The report authored by Aon’s Emma Karhan and Kelly Superczynski, warns that the market needs to adopt a different approach to the risks that the IoT pose.

“The constant connectivity and data sharing through the anticipated 20.4 billion connected devices by 2020 invites new opportunities to compromise security,” it said. “Increasingly, connected devices for both personal and business use ushers in vulnerabilities that cyber-attackers can exploit. In fact, IoT devices are notoriously easy to infiltrate. NETSCOUT estimates that IoT devices are, on average, likely to be compromised within five minutes of connectivity to the Internet.”

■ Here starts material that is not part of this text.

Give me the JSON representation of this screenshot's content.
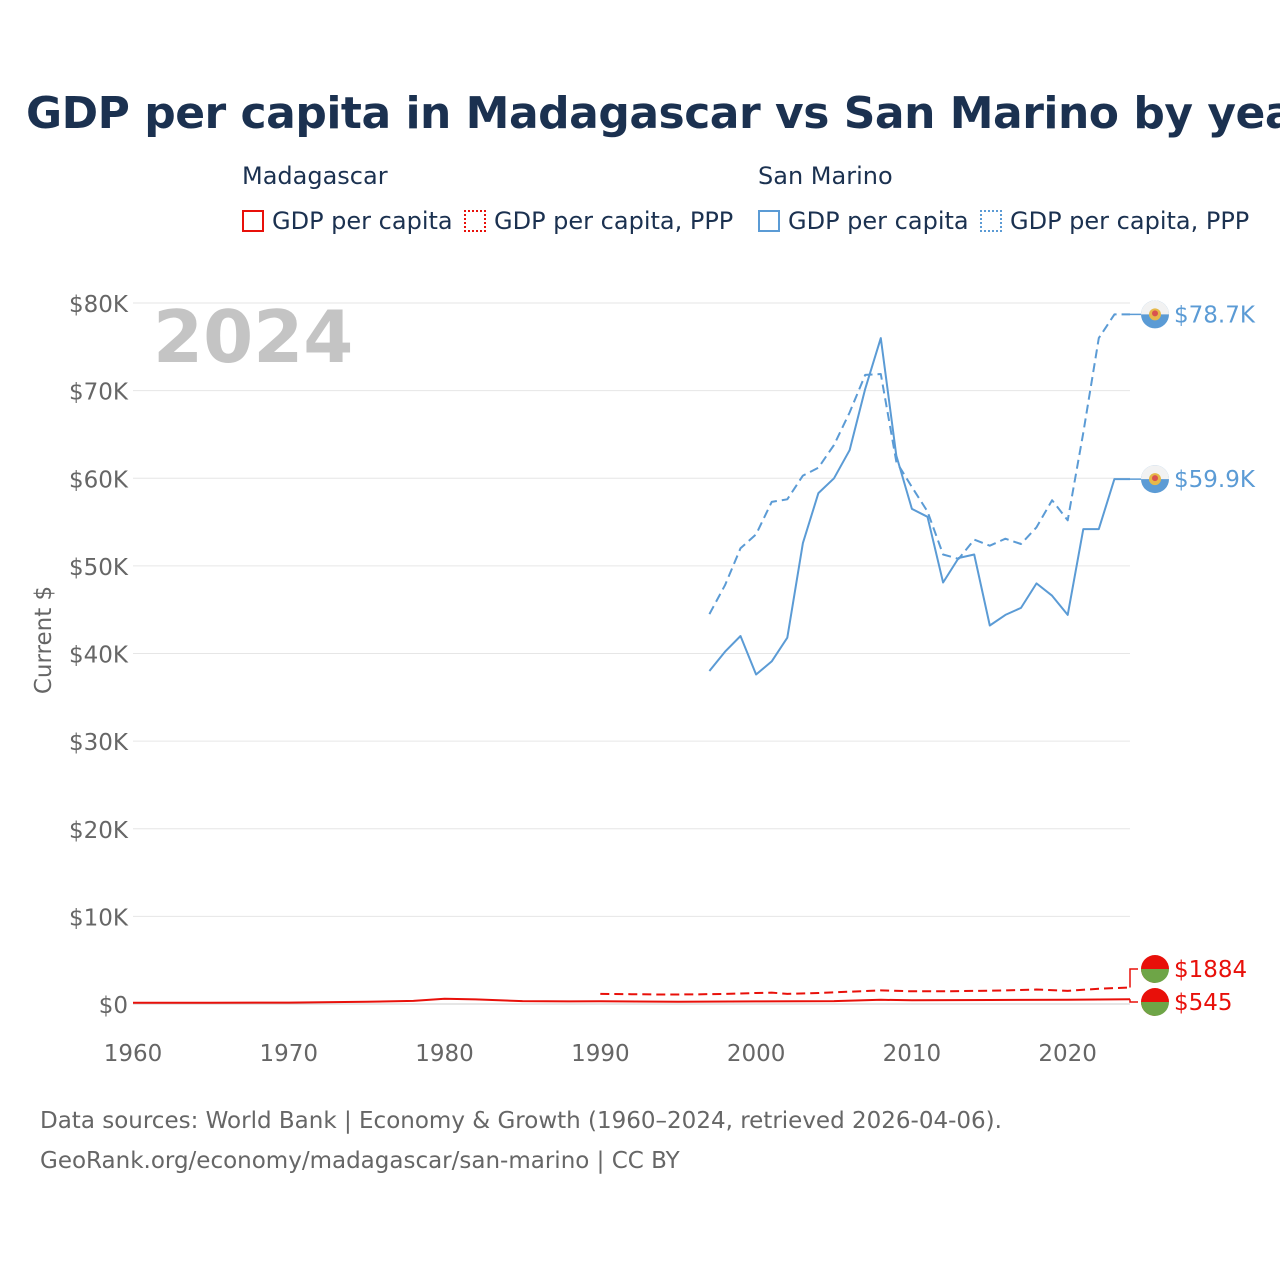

However, IoT cyber risks present an opportunity for insurers to support organisations by raising awareness of risk management and exploring new cyber insurance products and services to provide protection.

“IoT and other unmanaged devices increase exposure to typical cyber-loss events due to their growing volume and relative lack of security,” it added. “Commoditisation and globalisation also play a role as most IoT devices involve a long, complex supply chain.

“Catastrophic risks like business interruption, fire, explosion and sabotage can now be activated by hostile cyber actors. Attackers need only one trivial vulnerability to enter a network, and from there it’s relatively easy for them to take control.”

However, the report warns traditional IT security tools and methods “simply do not work for IoT devices”, partially due to their diversity and because they cannot easily be secured as they are black boxes.

“IoT is the entry point of choice for cyber attacks. Attackers have an extreme advantage today because they know how to analyse IoT firmware and find trivial vulnerabilities,” states the report. “Until organisations are able to level the playing field, their entire network is at risk in ways unimaginable a decade ago.”

The report adds that the market has to create new solutions.

“In many cases, the knock-on effects of cyber attacks involving tangible assets enter the realm of non-affirmative or ‘silent’ cyber risk. These are cyber exposures nestled within traditional property or general liability policies that were not worded by property and casualty underwriters to account for the proliferation of a technological new era. Insurers’ IoT cyber insurance potential remains largely untapped as they must first substantially innovate existing products to reflect evolving cyber risks.”

It concludes: “Companies that rely on IoT may be exposed to unforeseen risks that may not be insured today. Insurers, reinsurers and their customers must work together to understand, mitigate and transfer these new, complex risks in an increasingly IoT-driven world to achieve the opportunities in a safe and secure way.”